Strategies using equity convexity or gamma
“We propose a systematic long convexity strategy. The rationale in this approach is to time the convexity exposure…We…evaluate the ability of different models to forecast future convexity premium dynamics…[and] employ these signals in the design of a systematic long convexity strategy…It leads to significantly improved risk-adjusted returns compared to a capitalization-weighted benchmark, especially in turbulent markets. Convexity exposure appears particularly relevant in a context of monetary policy normalization.”
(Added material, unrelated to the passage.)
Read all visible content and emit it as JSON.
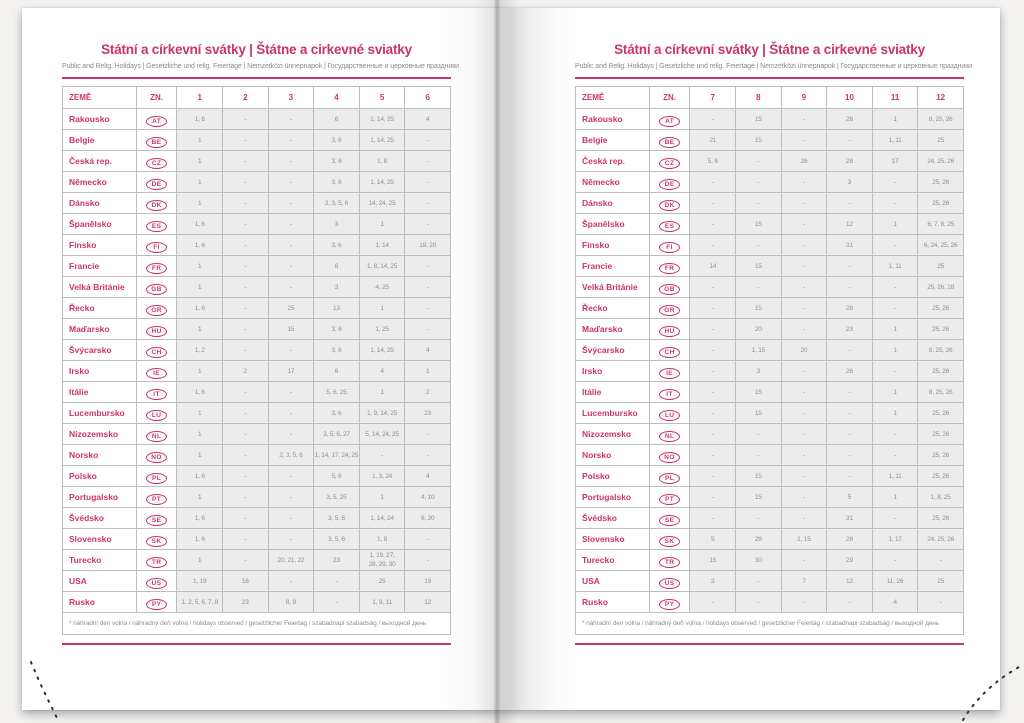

“The XMA factor is long convex stocks and short concave ones. We propose to embed our XMA forecast in the design of a systematic strategy….The forecast is only a function of lagged macroeconomic data and…analyzing performance exclusively out-of-sample ensures that our model…is not overfitted. In this systematic long convexity strategy, the aim is to time the convexity exposure.”
“Building on [empirical] results, we attempt to forecast the premium [of the] XMA factor (long convexity, short concavity)…Increasing short-term interest rates and market volatility are conducive to the outperformance of the convexity premium in the subsequent period. We use this signal to propose a systematic long convexity strategy.”
“The strategies we propose, [which] aim at timing convexity exposure in a systematic way, deliver strong risk-adjusted returns compared to their benchmark, with a Sharpe ratio close to 2 for our period of analysis. Furthermore, long convexity strategies, by exposing to convexity during period of market stress, efficiently manage to reduce portfolio volatility. This authenticates the relevance of such strategy for mitigating equity portfolio losses in turbulent markets, in a defensive manner.”